Unfortunately, that isn’t where Hannan stopped. Instead of fulfilling his mission in its entirety, he lurched into something that had nothing to do with his story, but that he was excited to share, repeatedly: Vanderbilt was a transsexual woman.

By any professional or ethical standard, that wasn’t merely irrelevant to the story, it wasn’t his information to share. Like gays or lesbians — or anyone else, for that matter — trans folk get to determine for themselves what they’re willing to divulge about their sexuality and gender identity.
I vehemently disagree.

By lying to investors about her background -- claiming to have worked on stealth aircraft, for example, and to have a degree from MIT -- Vanderbilt committed a serious crime. When you lie about yourself in such a material way, you invite questions about your past life. How are people supposed to find out whether you really went to MIT if they don't know the name you lived under for most of your life? Under these circumstances knowing that Vanderbilt was Stephen Krol is absolutely relevant.

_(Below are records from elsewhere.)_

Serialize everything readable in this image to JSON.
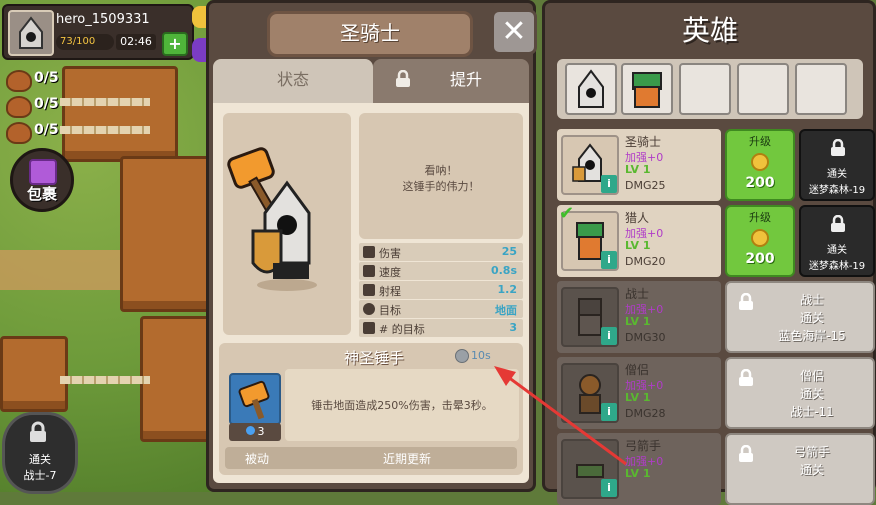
{
  "player": {
    "name": "hero_1509331",
    "energy": "73/100",
    "timer": "02:46",
    "plus": "+"
  },
  "resources": [
    {
      "value": "0/5"
    },
    {
      "value": "0/5"
    },
    {
      "value": "0/5"
    }
  ],
  "bag_label": "包裹",
  "locked_stage": {
    "line1": "通关",
    "line2": "战士-7"
  },
  "dialog": {
    "title": "圣骑士",
    "close": "✕",
    "tabs": {
      "status": "状态",
      "upgrade": "提升"
    },
    "speech_line1": "看呐！",
    "speech_line2": "这锤手的伟力！",
    "stats": [
      {
        "icon": "swords-icon",
        "label": "伤害",
        "value": "25"
      },
      {
        "icon": "speed-icon",
        "label": "速度",
        "value": "0.8s"
      },
      {
        "icon": "range-icon",
        "label": "射程",
        "value": "1.2"
      },
      {
        "icon": "target-icon",
        "label": "目标",
        "value": "地面"
      },
      {
        "icon": "person-icon",
        "label": "# 的目标",
        "value": "3"
      }
    ],
    "skill": {
      "name": "神圣锤手",
      "cooldown": "10s",
      "level": "3",
      "description": "锤击地面造成250%伤害，击晕3秒。",
      "type": "被动",
      "status": "近期更新"
    }
  },
  "heroes": {
    "title": "英雄",
    "roster": [
      {
        "name": "圣骑士",
        "plus": "加强+0",
        "lv": "LV 1",
        "dmg": "DMG25",
        "selected": false,
        "locked": false,
        "upgrade_label": "升级",
        "upgrade_cost": "200",
        "gate_line1": "通关",
        "gate_line2": "迷梦森林-19"
      },
      {
        "name": "猎人",
        "plus": "加强+0",
        "lv": "LV 1",
        "dmg": "DMG20",
        "selected": true,
        "locked": false,
        "upgrade_label": "升级",
        "upgrade_cost": "200",
        "gate_line1": "通关",
        "gate_line2": "迷梦森林-19"
      },
      {
        "name": "战士",
        "plus": "加强+0",
        "lv": "LV 1",
        "dmg": "DMG30",
        "selected": false,
        "locked": true,
        "unlock_line1": "战士",
        "unlock_line2": "通关",
        "unlock_line3": "蓝色海岸-15"
      },
      {
        "name": "僧侣",
        "plus": "加强+0",
        "lv": "LV 1",
        "dmg": "DMG28",
        "selected": false,
        "locked": true,
        "unlock_line1": "僧侣",
        "unlock_line2": "通关",
        "unlock_line3": "战士-11"
      },
      {
        "name": "弓箭手",
        "plus": "加强+0",
        "lv": "LV 1",
        "dmg": "",
        "selected": false,
        "locked": true,
        "unlock_line1": "弓箭手",
        "unlock_line2": "通关",
        "unlock_line3": ""
      }
    ]
  },
  "colors": {
    "accent_green": "#72c83e",
    "stat_value_blue": "#3aa4c4",
    "enhance_purple": "#b03cc8",
    "arrow_red": "#e53935"
  }
}
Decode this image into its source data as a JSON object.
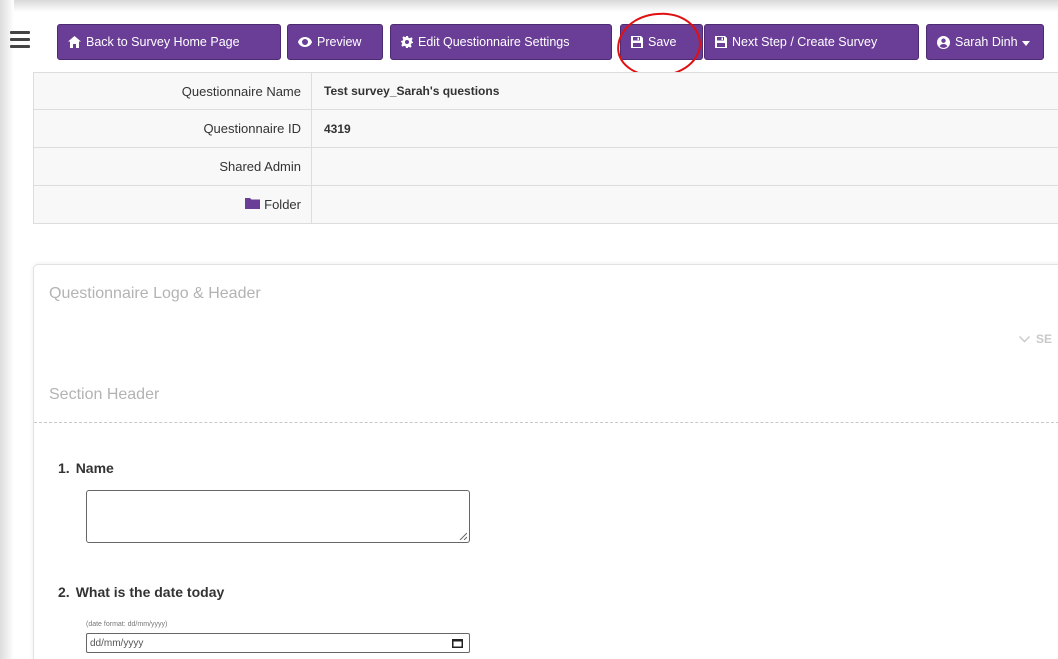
{
  "toolbar": {
    "back_label": "Back to Survey Home Page",
    "preview_label": "Preview",
    "edit_settings_label": "Edit Questionnaire Settings",
    "save_label": "Save",
    "next_label": "Next Step / Create Survey",
    "user_label": "Sarah Dinh",
    "accent_color": "#6a3d97",
    "annotation_color": "#e01010"
  },
  "info": {
    "rows": [
      {
        "label": "Questionnaire Name",
        "value": "Test survey_Sarah's questions"
      },
      {
        "label": "Questionnaire ID",
        "value": "4319"
      },
      {
        "label": "Shared Admin",
        "value": ""
      },
      {
        "label": "Folder",
        "value": ""
      }
    ]
  },
  "panel": {
    "logo_header": "Questionnaire Logo & Header",
    "chevron_label": "SE",
    "section_header": "Section Header",
    "questions": [
      {
        "number": "1.",
        "text": "Name"
      },
      {
        "number": "2.",
        "text": "What is the date today"
      }
    ],
    "date_hint": "(date format: dd/mm/yyyy)",
    "date_placeholder": "dd/mm/yyyy"
  }
}
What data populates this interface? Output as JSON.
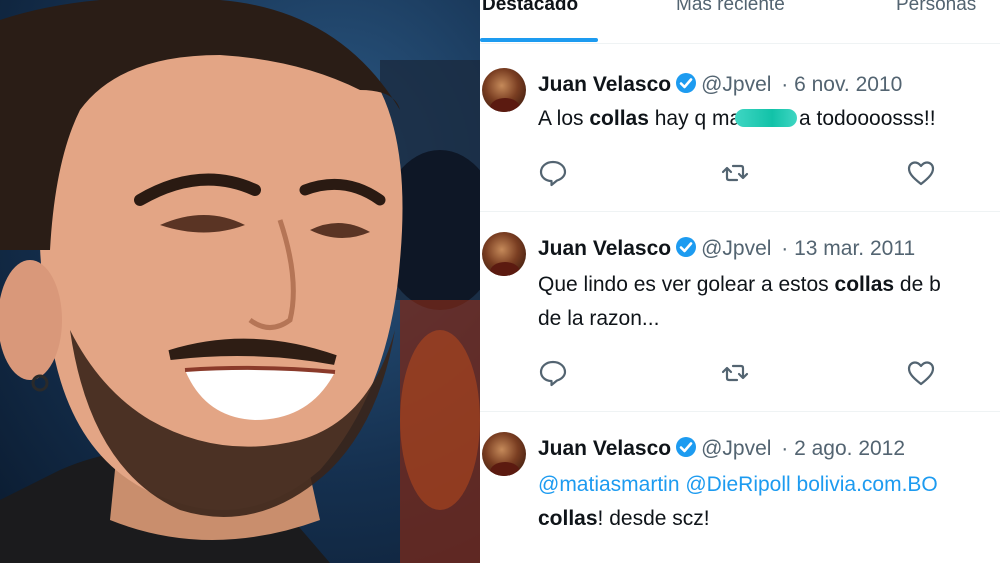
{
  "tabs": [
    {
      "label": "Destacado",
      "active": true
    },
    {
      "label": "Más reciente",
      "active": false
    },
    {
      "label": "Personas",
      "active": false
    }
  ],
  "colors": {
    "accent": "#1d9bf0",
    "text": "#0f1419",
    "muted": "#536471",
    "censor": "#12c2a8"
  },
  "tweets": [
    {
      "name": "Juan Velasco",
      "handle": "@Jpvel",
      "date": "· 6 nov. 2010",
      "text_a": "A los ",
      "highlight": "collas",
      "text_b": " hay q ma",
      "text_c": " a todoooosss!!"
    },
    {
      "name": "Juan Velasco",
      "handle": "@Jpvel",
      "date": "· 13 mar. 2011",
      "text_a": "Que lindo es ver golear a estos ",
      "highlight": "collas",
      "text_b": " de b\nde la razon..."
    },
    {
      "name": "Juan Velasco",
      "handle": "@Jpvel",
      "date": "· 2 ago. 2012",
      "mention_line": "@matiasmartin @DieRipoll bolivia.com.BO",
      "highlight": "collas",
      "text_b": "! desde scz!"
    }
  ],
  "icons": {
    "reply": "reply-icon",
    "retweet": "retweet-icon",
    "like": "heart-icon",
    "verified": "verified-badge-icon"
  }
}
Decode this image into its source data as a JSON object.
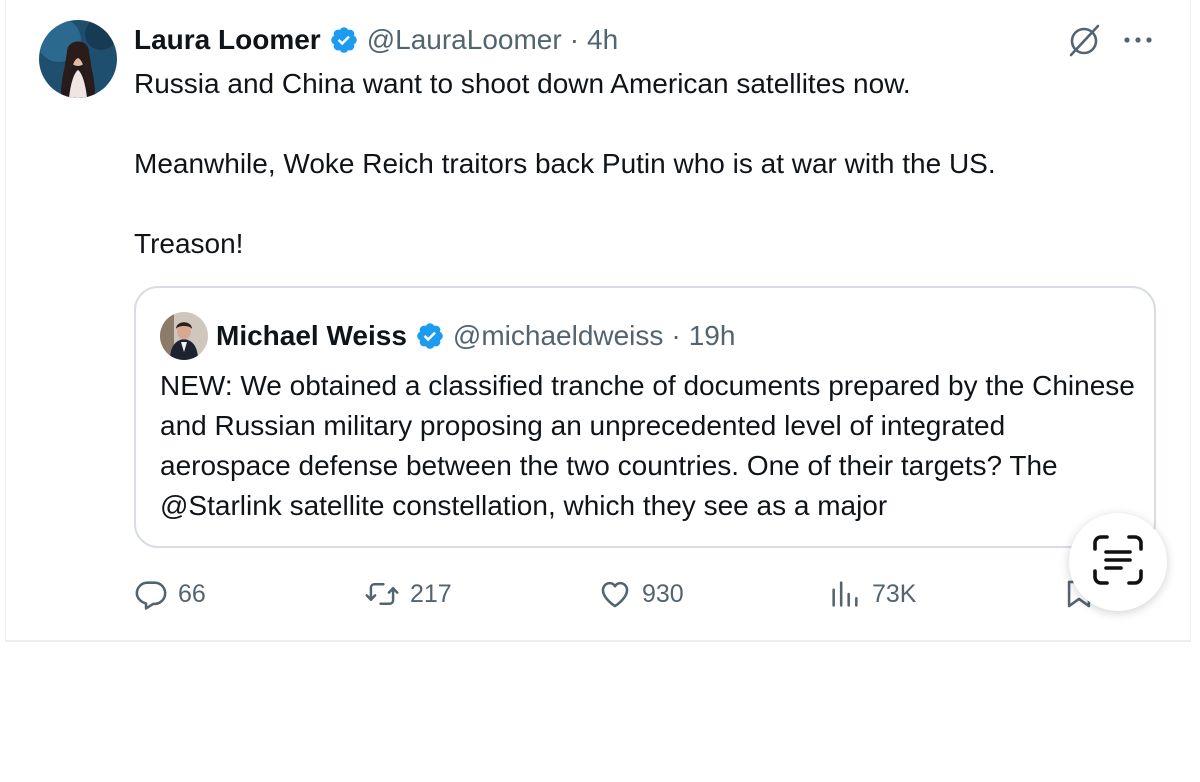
{
  "post": {
    "author_name": "Laura Loomer",
    "author_handle": "@LauraLoomer",
    "separator": "·",
    "time": "4h",
    "more_label": "···",
    "paragraphs": [
      "Russia and China want to shoot down American satellites now.",
      "Meanwhile, Woke Reich traitors back Putin who is at war with the US.",
      "Treason!"
    ]
  },
  "quote": {
    "author_name": "Michael Weiss",
    "author_handle": "@michaeldweiss",
    "separator": "·",
    "time": "19h",
    "text": "NEW: We obtained a classified tranche of documents prepared by the Chinese and Russian military proposing an unprecedented level of integrated aerospace defense between the two countries. One of their targets? The @Starlink satellite constellation, which they see as a major"
  },
  "actions": {
    "replies": "66",
    "reposts": "217",
    "likes": "930",
    "views": "73K"
  },
  "icons": {
    "verified": "verified-badge-icon",
    "grok": "grok-icon",
    "more": "more-icon",
    "reply": "reply-icon",
    "repost": "repost-icon",
    "like": "heart-icon",
    "views": "views-icon",
    "bookmark": "bookmark-icon",
    "scan": "live-text-scan-icon"
  },
  "colors": {
    "verified_blue": "#1d9bf0",
    "text_primary": "#0f1419",
    "text_secondary": "#536471",
    "border": "#d7dde2"
  }
}
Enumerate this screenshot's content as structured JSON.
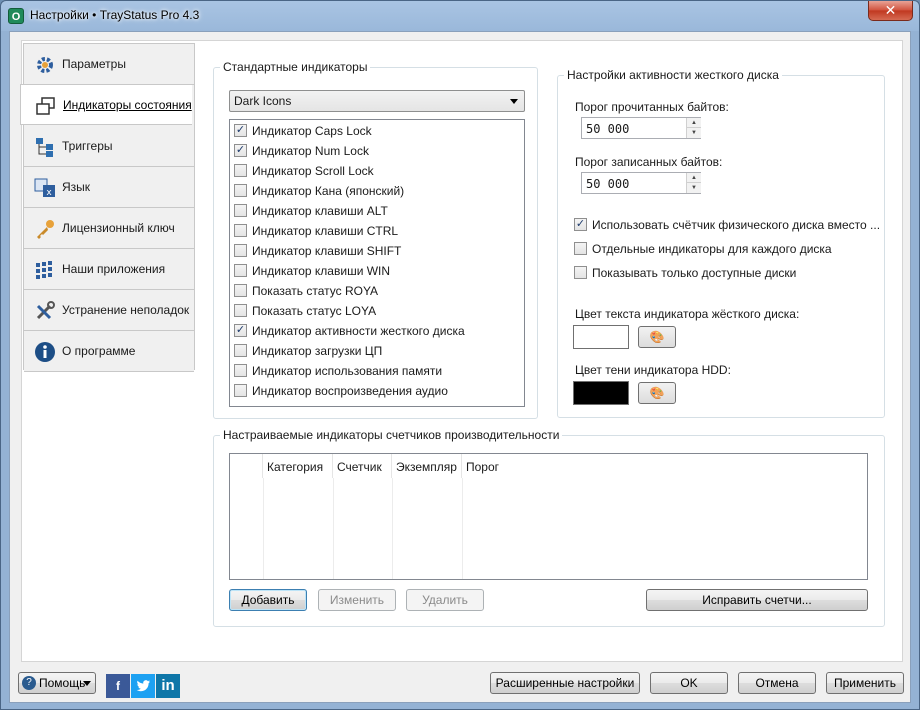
{
  "window": {
    "title": "Настройки • TrayStatus Pro 4.3",
    "app_icon_glyph": "O",
    "close_glyph": "✕"
  },
  "sidebar": {
    "items": [
      {
        "label": "Параметры",
        "icon": "gear-icon"
      },
      {
        "label": "Индикаторы состояния",
        "icon": "windows-icon",
        "active": true
      },
      {
        "label": "Триггеры",
        "icon": "tree-icon"
      },
      {
        "label": "Язык",
        "icon": "language-icon"
      },
      {
        "label": "Лицензионный ключ",
        "icon": "key-icon"
      },
      {
        "label": "Наши приложения",
        "icon": "apps-icon"
      },
      {
        "label": "Устранение неполадок",
        "icon": "tools-icon"
      },
      {
        "label": "О программе",
        "icon": "info-icon"
      }
    ]
  },
  "standard": {
    "title": "Стандартные индикаторы",
    "select_value": "Dark Icons",
    "items": [
      {
        "label": "Индикатор Caps Lock",
        "checked": true
      },
      {
        "label": "Индикатор Num Lock",
        "checked": true
      },
      {
        "label": "Индикатор Scroll Lock",
        "checked": false
      },
      {
        "label": "Индикатор Кана (японский)",
        "checked": false
      },
      {
        "label": "Индикатор клавиши ALT",
        "checked": false
      },
      {
        "label": "Индикатор клавиши CTRL",
        "checked": false
      },
      {
        "label": "Индикатор клавиши SHIFT",
        "checked": false
      },
      {
        "label": "Индикатор клавиши WIN",
        "checked": false
      },
      {
        "label": "Показать статус ROYA",
        "checked": false
      },
      {
        "label": "Показать статус LOYA",
        "checked": false
      },
      {
        "label": "Индикатор активности жесткого диска",
        "checked": true
      },
      {
        "label": "Индикатор загрузки ЦП",
        "checked": false
      },
      {
        "label": "Индикатор использования памяти",
        "checked": false
      },
      {
        "label": "Индикатор воспроизведения аудио",
        "checked": false
      }
    ]
  },
  "hdd": {
    "title": "Настройки активности жесткого диска",
    "read_label": "Порог прочитанных байтов:",
    "read_value": "50 000",
    "write_label": "Порог записанных байтов:",
    "write_value": "50 000",
    "options": [
      {
        "label": "Использовать счётчик физического диска вместо ...",
        "checked": true
      },
      {
        "label": "Отдельные индикаторы для каждого диска",
        "checked": false
      },
      {
        "label": "Показывать только доступные диски",
        "checked": false
      }
    ],
    "text_color_label": "Цвет текста индикатора жёсткого диска:",
    "text_color": "#ffffff",
    "shadow_color_label": "Цвет тени индикатора HDD:",
    "shadow_color": "#000000"
  },
  "perf": {
    "title": "Настраиваемые индикаторы счетчиков производительности",
    "columns": [
      "Категория",
      "Счетчик",
      "Экземпляр",
      "Порог"
    ],
    "add_label": "Добавить",
    "edit_label": "Изменить",
    "delete_label": "Удалить",
    "fix_label": "Исправить счетчи..."
  },
  "footer": {
    "help_label": "Помощь",
    "advanced_label": "Расширенные настройки",
    "ok_label": "OK",
    "cancel_label": "Отмена",
    "apply_label": "Применить",
    "facebook_glyph": "f",
    "linkedin_glyph": "in"
  },
  "colors": {
    "facebook": "#3b5998",
    "twitter": "#1da1f2",
    "linkedin": "#0e76a8",
    "check": "#1d3a6b"
  }
}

I am all for privacy. But if you want people not to pry into your background, you should be honest about it. When your lies rise to a level that any judge would find worthy of civil penalties at least, you lose the right to be left alone. (If those investors had sued Vanderbilt, does anybody think they wouldn't have won?) It is sad that Vanderbilt killed herself, but it is not Hannan's fault. If your own lies place you in a terrible position, you cannot blame your predicament on the person who exposes them.